The Ratchet Effect
August 30, 2004
The past week's events demonstrate the persistent power of delusional thinking in a nation determined to be misinformed and misled. Oil prices zoomed up near $50 a barrel two weeks ago. When they fell back to about $43 last week, the news media heaved a great sigh of relief, the stock market posted a winning week, and the public concluded that the previous rise in prices was just another hiccup the world will get over and forget. No problemo.
Over the weekend, in two seperate incidents, Iraqi insurgents blew up a total of eight oil pipelines in the region close to the Persian Gulf export terminals, which account for 1.85 million barrels a day, or about three percent of global daily demand. (These incidents were barely reported in the mainstream media, certainly not on Page One of the New York Times.)
This is going to send the price-per-barrel ratcheting back up toward $50 and perhaps beyond. The ratcheting effect will be the recurrent pattern. The price will tick up five clicks, fall back three clicks, tick back up five clicks, and so on, and this is how it will go barring a truly significant event such as an insurrection against the house of al Saud
A great deal of oil is being produced in the world today. That is the inherent nature of the global production peak. But enormous as the production is, it is not keeping up with world demand. There is no spare capacity. There aren't any more swing producers who can, at the nod of a head and turn of a valve, flood the world market with product to drive down the price.
Then, of course, once the world passes peak, and we proceed down the depletion arc where demand will always exceed capacity (while capacity steadily falls 2 - 5 percent a year), we will witness the destabilization of all the major systems that support modern economies -- a process that will be both preceded and attended by massive sociopolitical turbulence.
If the candidates for president even understand this, they must understand too that our way-of-life here in America will have to change whether Americans like it or not. The single most important thing either George Bush or John Kerry can do is prepare the American public for these unavoidable changes. That is leadership.
I felt deep pangs of sorrow this morning listening to NPR play recordings of Jimmy Carter's 1980 acceptance speech, the year he ran against Ronald Reagan and lost.
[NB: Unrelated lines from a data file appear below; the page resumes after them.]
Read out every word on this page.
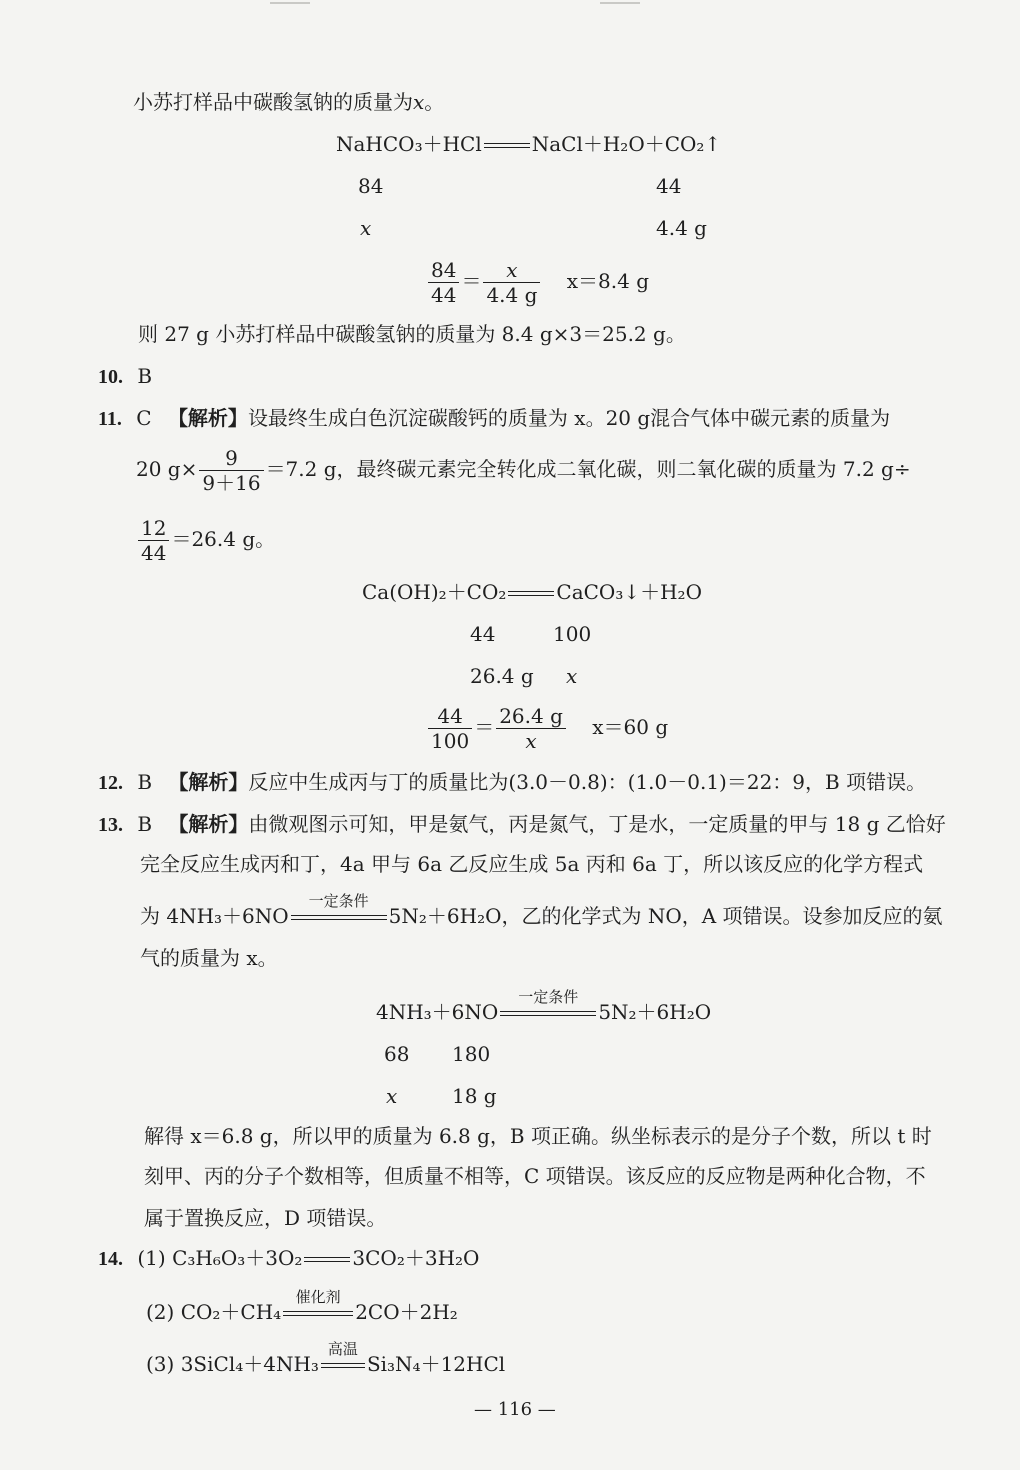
小苏打样品中碳酸氢钠的质量为x。
NaHCO₃＋HCl	NaCl＋H₂O＋CO₂↑
84	44
x	4.4 g
$\frac{84}{44} = \frac{x}{4.4 g} x=8.4$ g
则 27 g 小苏打样品中碳酸氢钠的质量为 8.4 g×3＝25.2 g。
10. B
11. C 【解析】设最终生成白色沉淀碳酸钙的质量为 x。20 g混合气体中碳元素的质量为
20 $g\times \frac{9}{9+16} =7.2$ g，最终碳元素完全转化成二氧化碳，则二氧化碳的质量为 7.2 g÷
$\frac{12}{44} =26.4$ g。
Ca(OH)₂＋CO₂	CaCO₃↓＋H₂O
44	100
26.4 g x
$\frac{44}{100} = \frac{26.4 g}{x} x=60$ g
12. B 【解析】反应中生成丙与丁的质量比为(3.0－0.8)：(1.0－0.1)＝22：9，B 项错误。
13. B 【解析】由微观图示可知，甲是氨气，丙是氮气，丁是水，一定质量的甲与 18 g 乙恰好
完全反应生成丙和丁，4a 甲与 6a 乙反应生成 5a 丙和 6a 丁，所以该反应的化学方程式
为 4NH₃＋6NO
一定条件
5N₂＋6H₂O，乙的化学式为 NO，A 项错误。设参加反应的氨
气的质量为 x。
4NH₃＋6NO
一定条件
5N₂＋6H₂O
68 180
x	18 g
解得 x＝6.8 g，所以甲的质量为 6.8 g，B 项正确。纵坐标表示的是分子个数，所以 t 时
刻甲、丙的分子个数相等，但质量不相等，C 项错误。该反应的反应物是两种化合物，不
属于置换反应，D 项错误。
14. (1) C₃H₆O₃＋3O₂	3CO₂＋3H₂O
(2) CO₂＋CH₄
催化剂
2CO＋2H₂
(3) 3SiCl₄＋4NH₃
高温
Si₃N₄＋12HCl
— 116 —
Carter was a deeply humane and brave president who didn't shrink from telling the public the truth about our fundamental predicament in the world -- which has not changed in a quarter century. We have invested our national wealth and our national will in an energy-gluttonous infrastructure for daily life that has no future. That future is now here.
Under Carter's brief single term, real changes were made in federal energy policy, including conservation measures that would be intolerable to the present generation of Americans -- e.g. the 55mph speed limit. When Reagan came in, he took the solar collectors off the White House roof that Carter had installed and rewrote federal energy rules so that efforts like small-scale hydroelectric generation no longer paid.
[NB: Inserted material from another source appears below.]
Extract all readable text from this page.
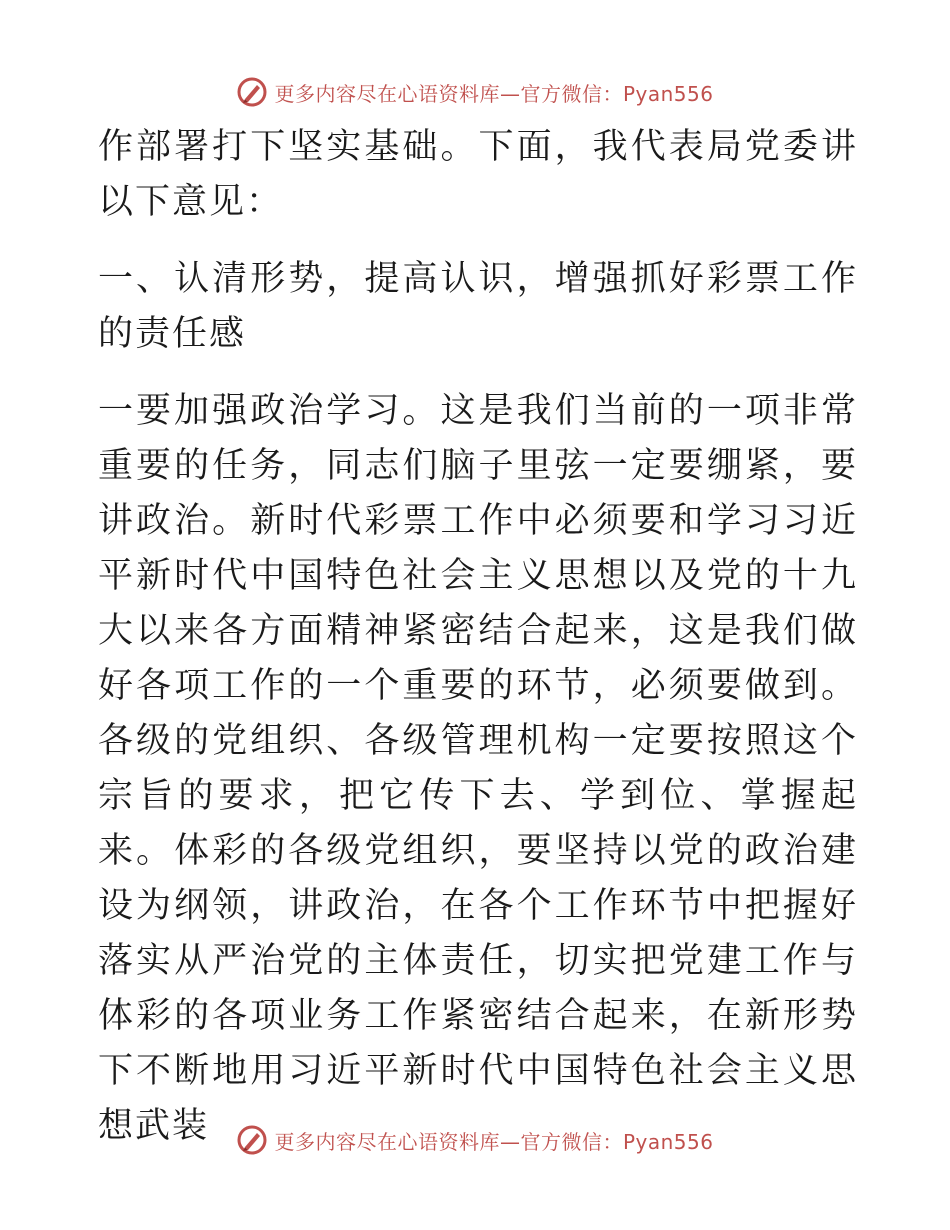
更多内容尽在心语资料库—官方微信：Pyan556

作部署打下坚实基础。下面，我代表局党委讲以下意见：

一、认清形势，提高认识，增强抓好彩票工作的责任感

一要加强政治学习。这是我们当前的一项非常重要的任务，同志们脑子里弦一定要绷紧，要讲政治。新时代彩票工作中必须要和学习习近平新时代中国特色社会主义思想以及党的十九大以来各方面精神紧密结合起来，这是我们做好各项工作的一个重要的环节，必须要做到。各级的党组织、各级管理机构一定要按照这个宗旨的要求，把它传下去、学到位、掌握起来。体彩的各级党组织，要坚持以党的政治建设为纲领，讲政治，在各个工作环节中把握好落实从严治党的主体责任，切实把党建工作与体彩的各项业务工作紧密结合起来，在新形势下不断地用习近平新时代中国特色社会主义思想武装	更多内容尽在心语资料库—官方微信：Pyan556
Whoever is elected President this year will be swept away on a torrent of change coming in the next four years. Personalities will hardly matter. Events will be in the driver's seat. The only thing the president will be able to do is tell the public the truth, and if he has the guts to do it, they will hate him for it.
You may not have heard but Mexico claims it's found large oil deposits that would boost its output to the level of Saudi Arabia.
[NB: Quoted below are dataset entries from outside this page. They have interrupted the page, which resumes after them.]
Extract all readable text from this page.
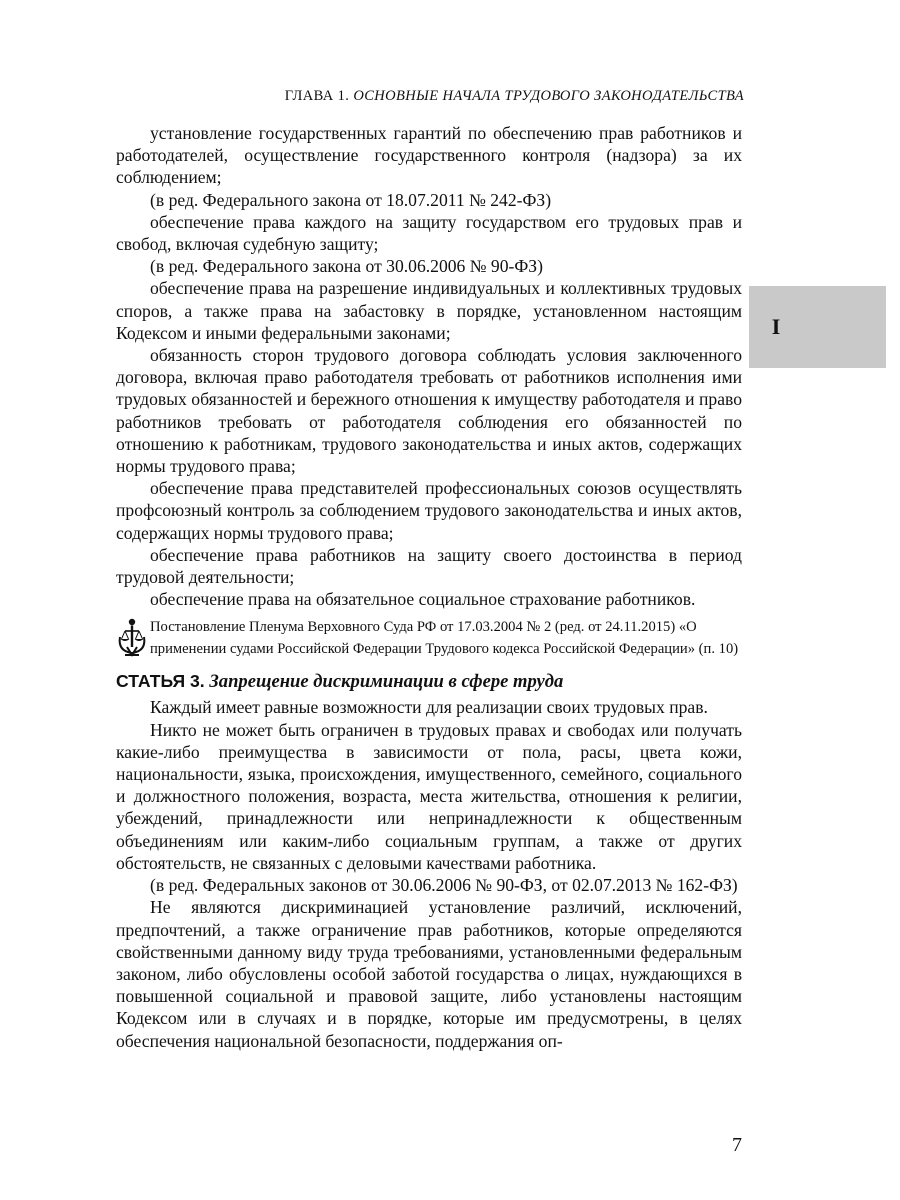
ГЛАВА 1. ОСНОВНЫЕ НАЧАЛА ТРУДОВОГО ЗАКОНОДАТЕЛЬСТВА
I

установление государственных гарантий по обеспечению прав работников и работодателей, осуществление государственного контроля (надзора) за их соблюдением;

(в ред. Федерального закона от 18.07.2011 № 242-ФЗ)

обеспечение права каждого на защиту государством его трудовых прав и свобод, включая судебную защиту;

(в ред. Федерального закона от 30.06.2006 № 90-ФЗ)

обеспечение права на разрешение индивидуальных и коллективных трудовых споров, а также права на забастовку в порядке, установленном настоящим Кодексом и иными федеральными законами;

обязанность сторон трудового договора соблюдать условия заключенного договора, включая право работодателя требовать от работников исполнения ими трудовых обязанностей и бережного отношения к имуществу работодателя и право работников требовать от работодателя соблюдения его обязанностей по отношению к работникам, трудового законодательства и иных актов, содержащих нормы трудового права;

обеспечение права представителей профессиональных союзов осуществлять профсоюзный контроль за соблюдением трудового законодательства и иных актов, содержащих нормы трудового права;

обеспечение права работников на защиту своего достоинства в период трудовой деятельности;

обеспечение права на обязательное социальное страхование работников.

Постановление Пленума Верховного Суда РФ от 17.03.2004 № 2 (ред. от 24.11.2015) «О применении судами Российской Федерации Трудового кодекса Российской Федерации» (п. 10)
СТАТЬЯ 3. Запрещение дискриминации в сфере труда

Каждый имеет равные возможности для реализации своих трудовых прав.

Никто не может быть ограничен в трудовых правах и свободах или получать какие-либо преимущества в зависимости от пола, расы, цвета кожи, национальности, языка, происхождения, имущественного, семейного, социального и должностного положения, возраста, места жительства, отношения к религии, убеждений, принадлежности или непринадлежности к общественным объединениям или каким-либо социальным группам, а также от других обстоятельств, не связанных с деловыми качествами работника.

(в ред. Федеральных законов от 30.06.2006 № 90-ФЗ, от 02.07.2013 № 162-ФЗ)

Не являются дискриминацией установление различий, исключений, предпочтений, а также ограничение прав работников, которые определяются свойственными данному виду труда требованиями, установленными федеральным законом, либо обусловлены особой заботой государства о лицах, нуждающихся в повышенной социальной и правовой защите, либо установлены настоящим Кодексом или в случаях и в порядке, которые им предусмотрены, в целях обеспечения национальной безопасности, поддержания оп-

7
http://www.americanthinker.com/articles.php?article_id=3799
Posted by: lindenen | September 02, 2004 at 09:44 PM
Oh please! Thomas Lifson (publisher of American Thinker) is an old Harvard Business School buddy of W's, and is pretty much a low-level Republican surrogate who pops up on sites like Frontpagemag to issue forth boosterist statements/apologies for this administration's miserable failures. The fact that the knuckle-draggers on freerepublic.com quote him is proof enough for me that whatever Mr. Lifson has to say should be taken with Dead Sea levels of salt, if not taken out and given a thorough drubbing. The man all but prostrates himself and flogs himself over any supposed offense to the Gods in Houston, to whom we must be eternally grateful for our insipid National Automobile Slum.
Mexico discovers some offshore oil - wonderful, but are these claims of 'saudi arabian' levels of reserves provable? Especially given the now-revealed nature of the industry to overstate their reserves? And boosting 'output' to the level of Saudi Arabia is one thing, but how long that will last is another thing entirely..
How many decades will pass before Mexico can bring that on-line in any significant capacity? What kind of oil is it -- sweet light crude or sour? How easy is it to get to?
1000 dead so far, 1100 wounded (read: blinded, amputated, brain damaged) in the last month alone.
Posted by: aj | September 05, 2004 at 05:06 PM
What we desperately don't need now is a new Saudi-size discovery. The sad irony is that we are facing twin disasters: Oil depletion and global warming, which are co-arising.(Consider the very unusual and destructive Hurricane Ivan, now approaching oil rigs in the Gulf.) Further, discovery of a new giant field will only postpone and greatly magnify the eventual and unavoidable crash.